Abstract

Exposure to nerve agents induces prolonged status epilepticus (SE), causing brain damage or death. Diazepam (DZP) is the presently FDA-approved drug for the cessation of nerve agent-induced SE. Here, we compared the efficacy of DZP with that of UBP302‒an antagonist of the kainate receptors that contain the GluK1 subunit‒against seizures, neuropathology, and behavioral deficits induced by soman, in rats. DZP, administered 1 h or 2 h post-exposure, terminated the SE, but seizures returned; thus, the total duration of SE within 24 h after soman exposure was similar to (DZP at 1 h) or longer than (DZP at 2 h) that in the soman-exposed rats that did not receive anticonvulsant. Compared to DZP, UBP302 stopped SE with a slower time-course, but reduced dramatically the total duration of SE within 24 h.
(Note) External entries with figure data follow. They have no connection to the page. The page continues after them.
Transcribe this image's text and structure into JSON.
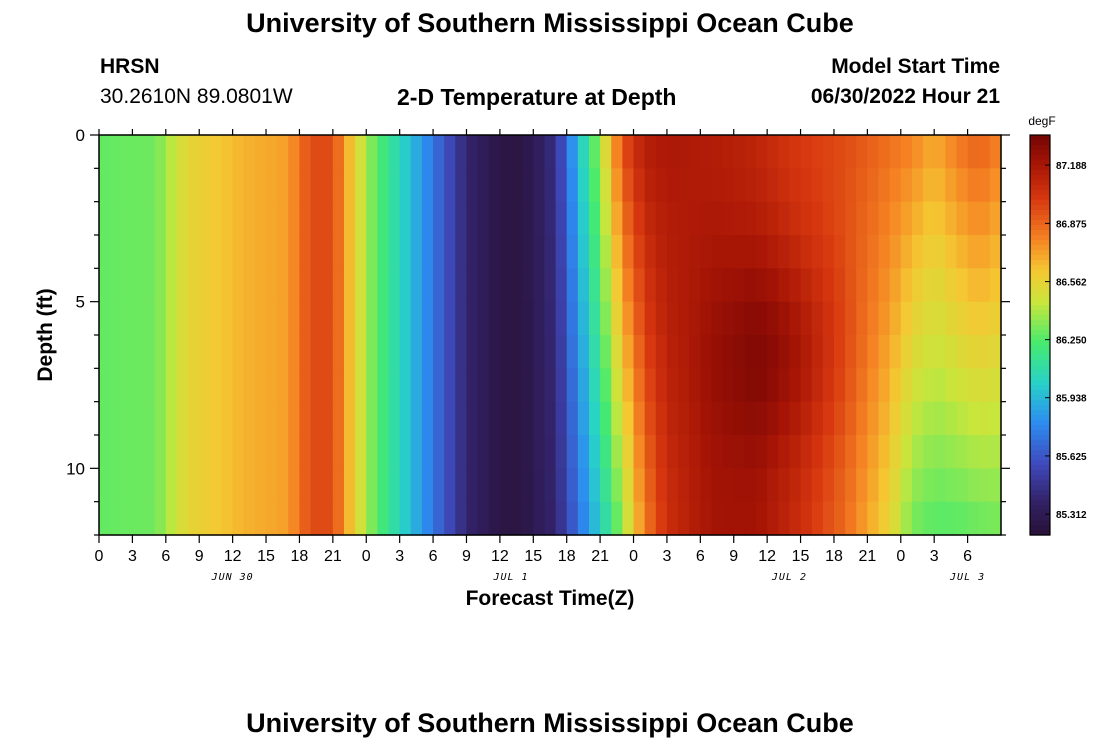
{
  "header": {
    "title": "University of Southern Mississippi Ocean Cube",
    "station": "HRSN",
    "coordinates": "30.2610N  89.0801W",
    "subtitle": "2-D Temperature at Depth",
    "model_start_label": "Model Start Time",
    "model_start_value": "06/30/2022 Hour 21"
  },
  "footer": {
    "title": "University of Southern Mississippi Ocean Cube"
  },
  "chart_data": {
    "type": "heatmap",
    "title": "2-D Temperature at Depth",
    "xlabel": "Forecast Time(Z)",
    "ylabel": "Depth (ft)",
    "x_hours_range": [
      0,
      81
    ],
    "x_tick_labels": [
      "0",
      "3",
      "6",
      "9",
      "12",
      "15",
      "18",
      "21",
      "0",
      "3",
      "6",
      "9",
      "12",
      "15",
      "18",
      "21",
      "0",
      "3",
      "6",
      "9",
      "12",
      "15",
      "18",
      "21",
      "0",
      "3",
      "6"
    ],
    "date_labels": [
      {
        "label": "JUN 30",
        "hour": 12
      },
      {
        "label": "JUL 1",
        "hour": 37
      },
      {
        "label": "JUL 2",
        "hour": 62
      },
      {
        "label": "JUL 3",
        "hour": 78
      }
    ],
    "y_range": [
      0,
      12
    ],
    "y_ticks": [
      0,
      5,
      10
    ],
    "colorbar": {
      "unit": "degF",
      "min": 85.2,
      "max": 87.35,
      "tick_labels": [
        "87.188",
        "86.875",
        "86.562",
        "86.250",
        "85.938",
        "85.625",
        "85.312"
      ],
      "tick_values": [
        87.188,
        86.875,
        86.562,
        86.25,
        85.938,
        85.625,
        85.312
      ]
    },
    "surface_profile": {
      "description": "approximate temperature (degF) near surface vs forecast hour",
      "hours": [
        0,
        5,
        8,
        13,
        17,
        19,
        21,
        23,
        25,
        28,
        31,
        33,
        36,
        38,
        41,
        43,
        45,
        47,
        49,
        51,
        55,
        59,
        63,
        67,
        71,
        73,
        75,
        77,
        79,
        81
      ],
      "values": [
        86.28,
        86.3,
        86.55,
        86.67,
        86.72,
        86.95,
        86.95,
        86.55,
        86.25,
        85.95,
        85.62,
        85.4,
        85.25,
        85.25,
        85.45,
        85.95,
        86.4,
        86.95,
        87.15,
        87.18,
        87.15,
        87.1,
        87.0,
        86.95,
        86.85,
        86.8,
        86.7,
        86.82,
        86.9,
        86.8
      ]
    },
    "bottom_profile": {
      "description": "approximate temperature (degF) near 12 ft depth vs forecast hour",
      "hours": [
        0,
        5,
        8,
        13,
        17,
        19,
        21,
        23,
        25,
        28,
        31,
        33,
        36,
        38,
        41,
        43,
        45,
        47,
        49,
        51,
        55,
        59,
        63,
        67,
        71,
        73,
        75,
        77,
        79,
        81
      ],
      "values": [
        86.28,
        86.3,
        86.55,
        86.67,
        86.72,
        86.95,
        86.95,
        86.55,
        86.25,
        85.95,
        85.62,
        85.4,
        85.25,
        85.25,
        85.4,
        85.7,
        86.0,
        86.35,
        86.8,
        87.05,
        87.2,
        87.2,
        87.05,
        86.85,
        86.55,
        86.3,
        86.25,
        86.25,
        86.28,
        86.3
      ]
    },
    "deep_warm_core": {
      "description": "peak warm core (approx) at depth",
      "peak_degF": 87.32,
      "center_hour": 61,
      "center_depth_ft": 6.5
    }
  }
}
Neuropathology and behavior were assessed in the groups that received anticonvulsant treatment 1 h after exposure. UBP302, but not DZP, reduced neuronal degeneration in a number of brain regions, as well as neuronal loss in the basolateral amygdala and the CA1 hippocampal area, and prevented interneuronal loss in the basolateral amygdala. Anxiety-like behavior, assessed in the open field and by the acoustic startle response, 30 days after soman exposure, was increased in the group that did not receive anticonvulsant treatment and in the DZP-treated group, but not in the UBP302-treated group. The results argue against the use of DZP for the treatment of nerve agent-induced seizures and brain damage, and suggest that targeting GluK1-containing receptors is a more effective approach.